With the Cleveland Cavaliers' acquisition of Donovan Mitchell from the Utah Jazz for three unprotected first-round picks and two pick swaps, the price to land a transformative player has become firmly established. To land a game changer, you need to send out picks, and they better be unprotected. 

Earlier in the summer, Rudy Gobert netted the Jazz three unprotected first-round picks and a top-five protected first from the Timberwolves, and Dejounte Murray cost the Hawks two unprotected first-round picks and one first-round pick swap, plus another protected first-round pick. 
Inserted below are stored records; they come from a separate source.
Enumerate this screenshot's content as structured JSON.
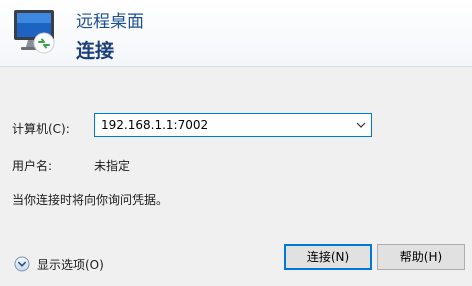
{
  "header": {
    "app_title": "远程桌面",
    "heading": "连接",
    "icon": "remote-desktop-icon"
  },
  "form": {
    "computer_label": "计算机(C):",
    "computer_value": "192.168.1.1:7002",
    "username_label": "用户名:",
    "username_value": "未指定",
    "credentials_note": "当你连接时将向你询问凭据。"
  },
  "options": {
    "label": "显示选项(O)",
    "icon": "chevron-down-circle-icon"
  },
  "buttons": {
    "connect": "连接(N)",
    "help": "帮助(H)"
  },
  "colors": {
    "accent": "#0078d7",
    "title": "#1e4f93"
  }
}
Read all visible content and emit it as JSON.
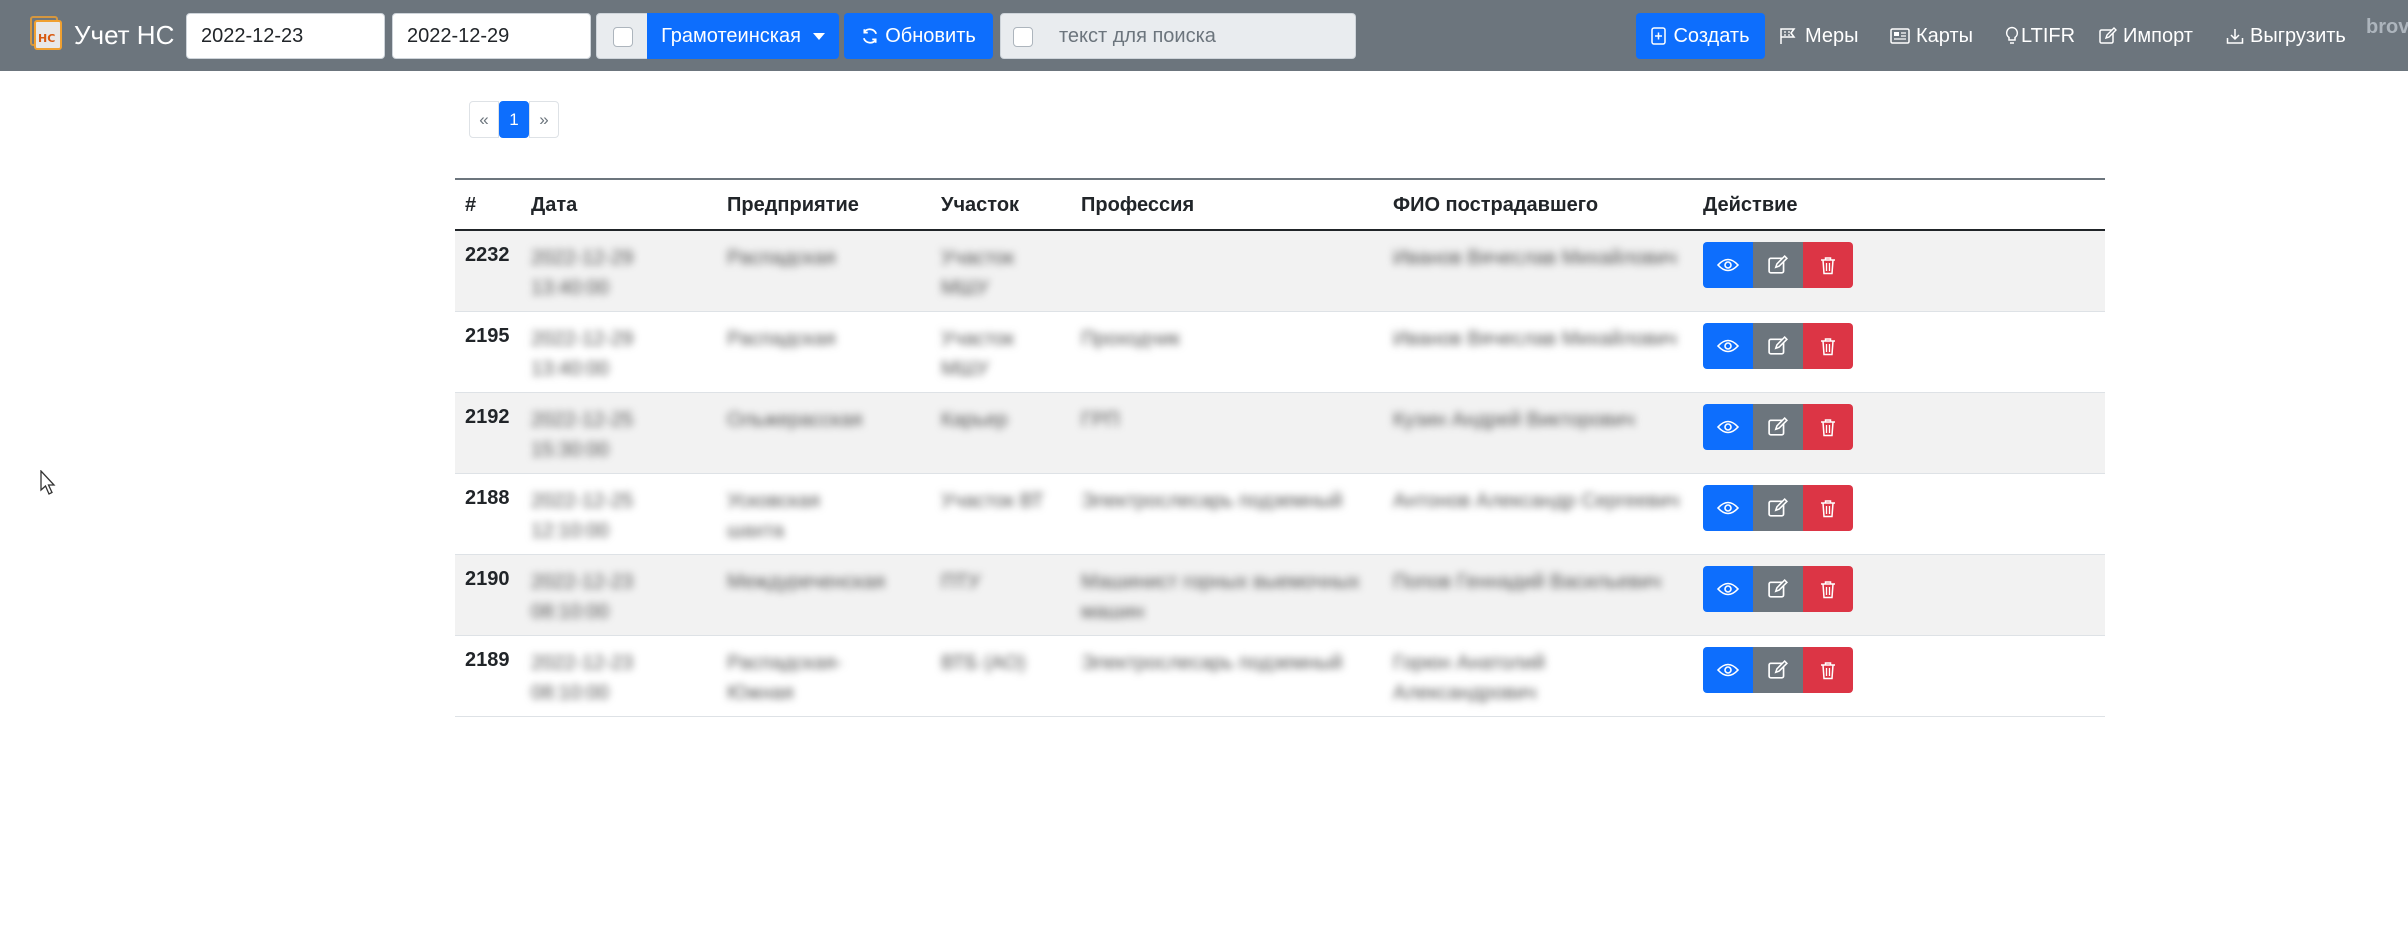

Players accompanied the picks to their new teams, but their presence was largely to make salaries work. In the 2020s, if an All-Star is traded, the return is built around unprotected draft picks, but that wasn’t always the case, and it was the Houston Rockets trade of James Harden that has become the blueprint for the modern superstar trade.

The reaction to the James Harden trade

As Bill Watterson, the great Calvin and Hobbs cartoonist, once said, “Genius is never understood in its own time.” And in the moment, the James Harden trade was a stroke of paradigm-shifting genius that was misunderstood by pundits. 

The trade, which included the Cavaliers and Pacers, saw the Rockets land three unprotected first-round picks and four pick swaps, Dante Exum, Rodions Kurucs, and Victor Oladipo. Kurucs and Oladipo were traded before the season finished, and Exum never played a second for the Rockets. 

Bill Simmons, perhaps the most famous sports podcaster in the world, said of the trade, “What they got back from the Harden trade was historically, comically, unfathomably bad.”

Change is scary, and the James Harden trade was an incredibly novel superstar trade. First-round picks have long been the trade currency of the NBA, but young up-and-coming players were the prized trade commodity. The Rockets, reportedly, had plenty of offers for Harden that featured a young All-Star or All-Star caliber player but instead opted to go for the draft jugular instead of a current NBA building block. 

The negative reaction to the trade in many corners made sense. The Rockets had done something so incredibly different and alien that it seemed impossible for it to succeed. Yet, there was a method to their madness, and the rest of the league took notice. 

It hasn’t even been two years since the James Harden trade, and its fingerprints are everywhere. Unprotected picks and swaps in abundance are a necessity, not a perk, and promising young players don’t have the appeal they once did.